Major changes are coming to real estate transactions starting August 1st, 2015. Any transaction involving a mortgage will use the new disclosure forms created by the Consumer Financial Protection Bureau (“CFPB”). NAR has compiled information on this topic on REALTOR.org, and so this article will briefly summarize the changes and then focus on how the changes will affect association form contracts.
The Truth-in-Lending Act/RESPA Integrated Disclosures (“TRID”) creates timing requirements for disclosures that lenders need to make to consumers. Not only will the new forms be used in transactions, the relationship between the lender and other parties like the closing agent and the mortgage broker is now altered because the lender can be liable if certain costs exceed the tolerance limitations set forth in the TRID. In addition, the changes may also delay a transaction if certain changes occur near closing, as TRID requires a three-day waiting period prior to closing and certain changes may cause lender delays.
I. TRID Overview
Through the Dodd-Frank Act, Congress ordered the creation of TRID in order to improve the loan disclosures made to consumers. TRID combines the prior TILA and RESPA disclosures into two forms: the Loan Estimate and the Closing Disclosure.

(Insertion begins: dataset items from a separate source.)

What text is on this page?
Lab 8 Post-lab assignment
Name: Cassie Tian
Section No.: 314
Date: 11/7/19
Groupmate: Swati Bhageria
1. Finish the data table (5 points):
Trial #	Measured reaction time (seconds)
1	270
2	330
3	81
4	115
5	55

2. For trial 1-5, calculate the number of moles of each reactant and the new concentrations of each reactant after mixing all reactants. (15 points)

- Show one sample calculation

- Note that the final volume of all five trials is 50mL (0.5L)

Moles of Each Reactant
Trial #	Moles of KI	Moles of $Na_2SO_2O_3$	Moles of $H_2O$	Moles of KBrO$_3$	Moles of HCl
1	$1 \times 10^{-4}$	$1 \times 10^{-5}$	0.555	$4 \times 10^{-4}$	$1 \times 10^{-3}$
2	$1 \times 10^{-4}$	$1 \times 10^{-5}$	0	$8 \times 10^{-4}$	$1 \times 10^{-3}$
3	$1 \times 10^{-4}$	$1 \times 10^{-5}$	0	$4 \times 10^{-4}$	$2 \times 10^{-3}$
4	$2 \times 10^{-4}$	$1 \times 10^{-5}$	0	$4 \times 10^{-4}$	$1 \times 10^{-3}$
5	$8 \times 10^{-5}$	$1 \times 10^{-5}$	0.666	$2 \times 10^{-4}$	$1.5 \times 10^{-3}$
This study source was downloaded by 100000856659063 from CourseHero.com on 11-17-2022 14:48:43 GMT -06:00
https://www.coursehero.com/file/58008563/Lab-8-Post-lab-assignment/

The new forms are required to be used in all transactions starting August 1st, and cannot be used for transactions prior to that date.
TRID contains many intricate requirements for the disclosure forms and this article is merely an overview of these requirements. There are also tolerance limitations that may require a lender to refund fees paid by a consumer if the actual costs paid exceeds the estimated costs by certain factors.
The Loan Estimate is how consumers will apply for a loan. A lender cannot charge a fee except for the credit report until after a consumer has received a Loan Estimate from a lender and has decided to proceed with the transaction. The lender must send the Loan Estimate within three business days after receiving application from a consumer and the final Loan Estimate must be issued at least 7 business days prior to the closing. The cost estimates used by the lender in calculating the Loan Estimate must be made in “good faith”, meaning that the numbers will be presumed to be based on the best information available and the lender may have to refund to the consumer certain amounts if the amounts vary between the Loan Estimate and the Closing Disclosure. A consumer has 10 business days after it is deemed to have received the Loan Estimate to decide whether to proceed with the transaction.
The consumer must receive the Closing Disclosure within three business days of closing. The Closing Disclosure captures all of the costs paid by the consumer, and so any alterations made at the closing table must be reflected in an amended Closing Disclosure following the closing. Three changes will require a new Closing Disclosure and will require a new three-day waiting period: APR changes by more than 1/8%; loan product changes; or a pre-payment penalty is added.